I heard the sharp bleat of a metal detector wand in the hallway. My students began to stir, looking up from their notebooks and assignments, or lifting their heads from grimy desks and blinking sleepy eyes, suddenly interested in what was happening outside the door and in the classroom.
“School’s out in twenty minutes,” I told Hector. “You can wait twenty minutes.”
Juan peered through the classroom door’s small observing window. “I bet someone snitched,” he said.
Hector glared at the class. “I hate snitches.”
“Yeah, mister, where we’re from you look the other way,” Juan said. “You mind your own business.”
I felt a tightness in my shoulders, felt a heat sliding up my neck and coloring my cheeks. “So someone’s robbing your neighbor,” I said, “and you don’t call the police? You don’t do anything?”
“It’s not my business,” Juan said. “Not my family, not my house, not my problem.”
“Where I live,” I told Juan, “I look out for my neighbors. They look out for me.”
The door swung open and Warner walked in. “Hector,” he said, scanning the faces. “Hector Valdivia.” The four police officers stood in the hallway, thumbs looped under their heavy utility belts.
“Motherfucker,” Hector mumbled as he walked to the door. It closed and then the metal detector wand trilled wildly.

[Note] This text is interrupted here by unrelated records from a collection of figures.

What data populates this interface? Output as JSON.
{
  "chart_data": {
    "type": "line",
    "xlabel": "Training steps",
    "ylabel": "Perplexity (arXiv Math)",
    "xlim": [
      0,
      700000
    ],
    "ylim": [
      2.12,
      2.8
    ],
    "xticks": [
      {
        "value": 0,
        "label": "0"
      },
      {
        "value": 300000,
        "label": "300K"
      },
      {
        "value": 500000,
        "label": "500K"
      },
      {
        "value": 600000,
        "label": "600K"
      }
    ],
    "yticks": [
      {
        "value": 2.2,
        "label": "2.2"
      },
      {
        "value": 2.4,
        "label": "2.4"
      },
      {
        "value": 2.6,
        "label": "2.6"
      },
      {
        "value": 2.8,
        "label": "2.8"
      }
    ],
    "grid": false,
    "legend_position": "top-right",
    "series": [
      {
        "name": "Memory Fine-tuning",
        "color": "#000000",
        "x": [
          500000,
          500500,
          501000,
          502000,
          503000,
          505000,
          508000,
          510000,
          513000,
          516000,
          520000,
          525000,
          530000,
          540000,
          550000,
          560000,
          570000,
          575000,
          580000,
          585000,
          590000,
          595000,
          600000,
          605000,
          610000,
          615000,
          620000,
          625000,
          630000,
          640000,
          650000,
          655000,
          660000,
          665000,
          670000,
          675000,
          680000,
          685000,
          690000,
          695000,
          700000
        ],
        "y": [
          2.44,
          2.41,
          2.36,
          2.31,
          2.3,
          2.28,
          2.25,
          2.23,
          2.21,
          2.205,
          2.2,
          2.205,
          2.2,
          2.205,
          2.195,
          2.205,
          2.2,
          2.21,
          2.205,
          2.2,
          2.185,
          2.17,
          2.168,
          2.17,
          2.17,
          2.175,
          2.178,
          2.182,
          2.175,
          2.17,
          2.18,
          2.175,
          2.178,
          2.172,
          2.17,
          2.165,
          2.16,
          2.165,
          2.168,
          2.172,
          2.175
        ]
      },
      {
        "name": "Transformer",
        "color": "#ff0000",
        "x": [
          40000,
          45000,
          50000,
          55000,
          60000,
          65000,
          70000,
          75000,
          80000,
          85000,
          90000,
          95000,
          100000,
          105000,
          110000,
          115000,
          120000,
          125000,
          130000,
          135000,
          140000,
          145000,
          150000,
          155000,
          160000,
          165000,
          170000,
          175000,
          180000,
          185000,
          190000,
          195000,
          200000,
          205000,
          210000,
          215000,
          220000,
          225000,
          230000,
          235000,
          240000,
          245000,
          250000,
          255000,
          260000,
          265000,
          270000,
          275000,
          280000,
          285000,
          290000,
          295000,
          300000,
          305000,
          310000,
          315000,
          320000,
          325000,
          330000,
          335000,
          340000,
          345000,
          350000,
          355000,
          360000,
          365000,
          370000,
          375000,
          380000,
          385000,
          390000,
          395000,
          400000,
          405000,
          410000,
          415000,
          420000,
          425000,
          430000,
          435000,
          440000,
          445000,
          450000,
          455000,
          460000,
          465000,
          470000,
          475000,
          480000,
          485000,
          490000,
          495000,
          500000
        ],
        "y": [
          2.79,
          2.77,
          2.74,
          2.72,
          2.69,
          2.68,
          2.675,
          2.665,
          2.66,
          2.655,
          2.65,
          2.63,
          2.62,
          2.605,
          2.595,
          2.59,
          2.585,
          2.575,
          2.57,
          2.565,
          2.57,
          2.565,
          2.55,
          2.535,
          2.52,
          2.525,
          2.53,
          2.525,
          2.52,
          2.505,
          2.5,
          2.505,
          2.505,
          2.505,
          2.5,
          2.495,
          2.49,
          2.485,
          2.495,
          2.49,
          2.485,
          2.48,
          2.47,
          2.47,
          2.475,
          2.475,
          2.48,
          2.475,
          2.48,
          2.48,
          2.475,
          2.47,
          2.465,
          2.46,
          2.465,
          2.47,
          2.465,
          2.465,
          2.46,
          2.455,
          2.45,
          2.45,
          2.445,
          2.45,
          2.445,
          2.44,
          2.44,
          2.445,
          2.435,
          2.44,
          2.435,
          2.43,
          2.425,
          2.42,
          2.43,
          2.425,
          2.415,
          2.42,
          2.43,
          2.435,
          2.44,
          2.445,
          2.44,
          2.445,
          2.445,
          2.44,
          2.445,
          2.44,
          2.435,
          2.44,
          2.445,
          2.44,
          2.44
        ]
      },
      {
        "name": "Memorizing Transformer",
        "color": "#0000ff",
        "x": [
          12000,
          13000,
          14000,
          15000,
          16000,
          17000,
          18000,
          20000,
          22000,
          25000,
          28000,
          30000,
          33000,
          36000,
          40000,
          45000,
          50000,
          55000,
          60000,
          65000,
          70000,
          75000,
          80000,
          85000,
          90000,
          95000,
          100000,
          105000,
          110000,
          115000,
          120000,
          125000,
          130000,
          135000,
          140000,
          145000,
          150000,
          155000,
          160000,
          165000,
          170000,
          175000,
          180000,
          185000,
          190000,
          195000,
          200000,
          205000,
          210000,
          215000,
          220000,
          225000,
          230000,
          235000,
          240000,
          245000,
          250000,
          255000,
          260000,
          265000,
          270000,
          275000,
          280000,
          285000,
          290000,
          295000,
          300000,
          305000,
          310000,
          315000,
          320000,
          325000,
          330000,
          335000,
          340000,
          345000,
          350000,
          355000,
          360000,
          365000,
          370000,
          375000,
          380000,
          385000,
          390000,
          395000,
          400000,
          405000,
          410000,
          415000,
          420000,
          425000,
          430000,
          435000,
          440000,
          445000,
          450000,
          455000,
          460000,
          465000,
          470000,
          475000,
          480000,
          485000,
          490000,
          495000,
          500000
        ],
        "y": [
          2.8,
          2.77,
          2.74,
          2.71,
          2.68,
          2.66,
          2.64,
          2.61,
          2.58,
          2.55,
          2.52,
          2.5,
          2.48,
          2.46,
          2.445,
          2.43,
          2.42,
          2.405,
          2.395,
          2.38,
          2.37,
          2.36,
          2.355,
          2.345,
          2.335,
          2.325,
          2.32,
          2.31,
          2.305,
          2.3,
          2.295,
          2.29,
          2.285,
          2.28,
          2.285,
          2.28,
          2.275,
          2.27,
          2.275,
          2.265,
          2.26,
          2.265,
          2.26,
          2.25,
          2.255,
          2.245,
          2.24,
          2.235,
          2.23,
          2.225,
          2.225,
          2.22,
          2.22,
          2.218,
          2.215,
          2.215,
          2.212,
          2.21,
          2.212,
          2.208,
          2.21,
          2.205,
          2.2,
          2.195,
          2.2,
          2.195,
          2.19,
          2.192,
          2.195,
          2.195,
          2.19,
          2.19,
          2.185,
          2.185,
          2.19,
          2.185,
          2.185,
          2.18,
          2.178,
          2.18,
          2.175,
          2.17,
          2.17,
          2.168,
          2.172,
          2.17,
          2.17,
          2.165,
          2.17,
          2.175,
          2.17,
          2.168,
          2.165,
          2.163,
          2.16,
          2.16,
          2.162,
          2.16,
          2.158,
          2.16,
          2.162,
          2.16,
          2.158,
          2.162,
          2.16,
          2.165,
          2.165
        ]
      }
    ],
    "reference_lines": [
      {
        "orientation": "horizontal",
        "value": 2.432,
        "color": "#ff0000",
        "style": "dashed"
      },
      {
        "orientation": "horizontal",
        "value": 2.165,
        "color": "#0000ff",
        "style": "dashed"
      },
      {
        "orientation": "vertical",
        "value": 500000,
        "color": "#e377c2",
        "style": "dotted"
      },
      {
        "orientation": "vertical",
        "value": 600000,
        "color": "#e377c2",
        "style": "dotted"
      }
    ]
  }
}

Minutes later I watched the officers walk across the parking lot. One led Hector by the elbow. A pair of handcuffs held his hands behind his back.
Juan stood near my desk. “Never thought he had a gun, did you, Mister? But I knew.” He stared at me and smiled. “If somebody said they’d kill your family if you snitched, you wouldn’t say a word. It don’t matter where you live or where you from, Mister.”
Suddenly, the small hairs on my neck bristled. My heart pounded against my shirt. “Sit down and finish your work,” I said. I could barely breathe. “Please sit down.”
I uncapped a pen and pretended to grade a worksheet. My hand shook. I looked at the framed photograph on my desk, my wife’s red hair spilling over her shoulders, our smiling son in her arms, his first tooth cutting through the lower gum, and behind them miles and miles of shadowed canyons.
After school, I gave Warner my classroom key and told him I was done. He understood, shook my hand and wished me success in the future. I let him believe what he wanted, that if the apathy, disrespect, and dilapidated school weren’t enough to contend with every day, then a gun in the classroom would break anyone. But it wasn’t the gun. Looking back from where I teach now, at a high school in Paradise Valley with unblemished white walls and glowing lacquered floors, what I found most disturbing that day was the unvarnished truth Juan spoke. He was right. I would do the same.